Aviation Career Showcase at Richmond International Airport sparks HCPS students’ interest in aviation

HCPS students listen to an aviation professional at Richmond International Airport hangar while standing next to a plane from the Executive Air Service, which transports the governor of Virginia.

Logan Walker felt right at home when he jumped into the cockpit of the ICON amphibious seaplane sitting outside of the hangars at Richmond International Airport. 

The comfort may stem from the fact he’s already flown a plane as a teenager. Or it could just be his middle name: Jetpilot.

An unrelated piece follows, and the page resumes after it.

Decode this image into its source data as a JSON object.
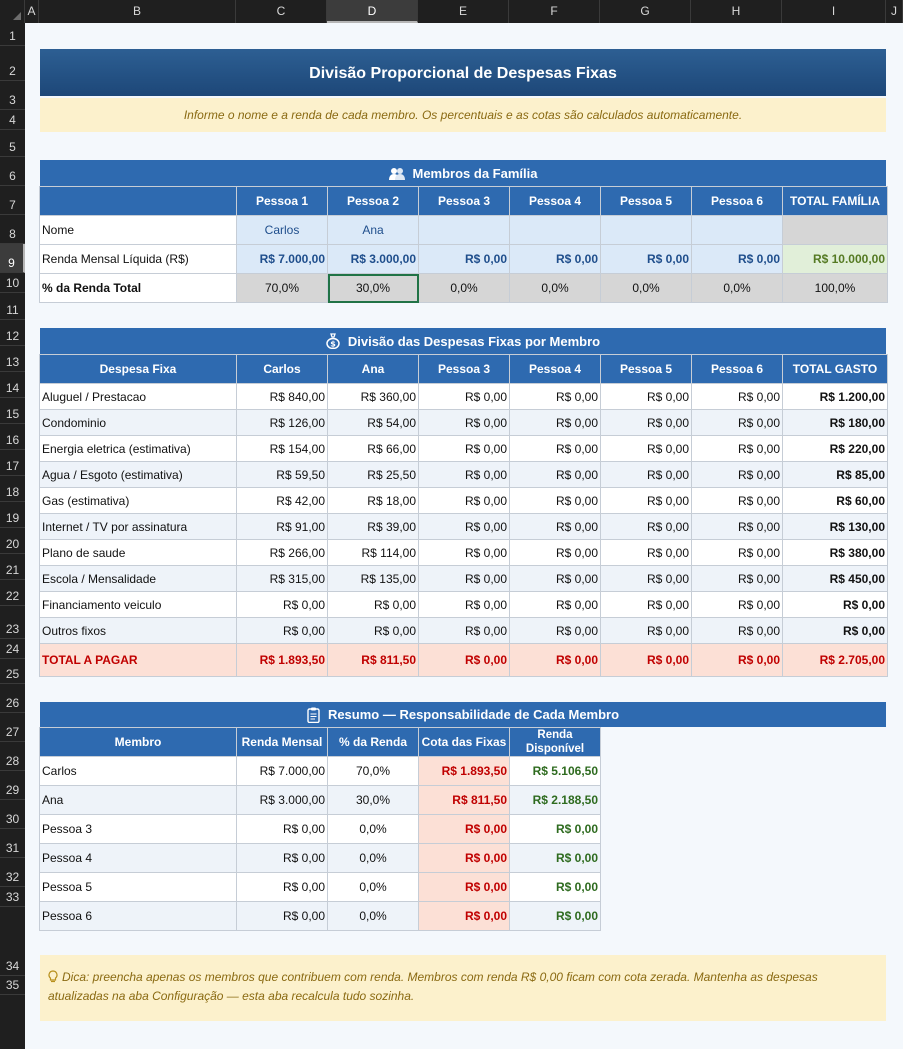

“It wasn’t until a few years ago that I really looked at my name and thought, ‘Huh, I’ve got a middle name that’s also a really cool job,’” the sophomore from Douglas S. Freeman High School said. “I got to take a discovery flight last year … and it was just the most natural thing in the world.” 

Walker’s passion for flight was only heightened when he attended the Aviation Career Showcase on May 17, which offered 15 high school students from across Henrico County Public Schools to tour Richmond International Airport and connect with aviation professionals.

The event was a first-time collaboration between HCPS and the Capital Region Airport Commission designed to show interested students – many of whom attend Highland Springs or Varina high schools – the numerous ways they could launch a rewarding and fruitful career in aviation.


“If they can see it, they can be it,” said Dr. Monica Manns, HCPS’ chief equity, diversity and opportunity officer, at the introductory presentation at the airport’s Booty Armstrong Boardroom. Dr. Manns was joined by a group of local executives and leaders, including Virginia state senator Lamont Bagby and Richmond International Airport president and CEO Perry Miller, in welcoming the students and kicking off the day’s events.

Various motives and interests drew the students, a mixture of juniors and sophomores, to the showcase. Several envisioned themselves as future engineers, while others expressed their passions for piloting, aeronautics or military service.

But the recurring mantra of the day was that career options didn’t just stop at being an engineer or pilot. Every person that spoke during the day held a different role in the operations of the airport, all of whom are absolutely critical in ensuring safe travels for the millions of passengers that come through RIC every year.

Alijah Neal, a junior at Highland Springs, came to the showcase because of her general interest in engineering, but she was struck by how many different pathways the aviation industry offered for people like herself.

“A lot of [the engineers] actually started in different professions – I thought that was really interesting,” Neal said. “And then they made their way into being an engineer for airplanes. So just talking to them, learning about what they did, how they got there and why was really cool.”

HCPS students sit in one of the Executive Air Service planes, which are used to transport the governor of Virginia.
Highland Springs student Alijah Neal takes a photo of the small planes sitting in a hangar at Richmond International Airport.

Mechanics and maintenance specialists brought students around hangars at the Virginia Department of Aviation and the Richmond Jet Center and explained all of the different people that are relied on to get a plane back into the air. Some of these people started in a maintenance role before being able to pilot the aircrafts themselves – an enticing possibility for those looking to enter the workforce after high school or college. 

Of course, part of the fun was exploring the planes themselves, including the ICON seaplane that was on display outside. After students got to put their hands on the controls of the unique two-seat vehicle, they took a seat in a Beechcraft King Air 350 – its Virginia flag emblem identifying it as part of the Executive Air Service that serves Gov. Glenn Youngkin.

Highland Springs junior Kemuel Fountain descended from the stairs of the governor’s plane with a smile of amazement.

“I’m very thankful to have this opportunity because we don’t get too many opportunities like this,” he said.

Various executives made their pitches to the students about the aviation industry by the end of the afternoon, whether that was breaking in through a trade school like the Aviation Institute of Maintenance or the expansive options offered by Richmond International Airport’s human resources department.

One of the final notes was made by the airport’s chief operating officer John Rutledge – a Varina High graduate from the Class of 1980. Rutledge said he didn’t envision himself working for the airport when he was a student, but it blossomed into a great career at a “cool” place.

“They might not have any idea of what goes on out here, but today they got to think, ‘There’s a whole lot more out here than we thought there was,’” Rutledge said. “And maybe it sparks an interest in a couple [students] – and changes their lives.”

For some students, the showcase could be the catalyst that leads to a future career in aviation. For others, like Walker, it only accelerated their ambitions even more.

“It’s going to push me forward twice as fast,” Walker said. “I’m so glad I got to come.”

HCPS students sit in an ICON amphibious seaplane outside of a hangar at Richmond International Airport on May 17. It was part of the Aviation Career Showcase, which gave students a chance to learn from professionals and get a glimpse of what different aviation careers offer at the airport.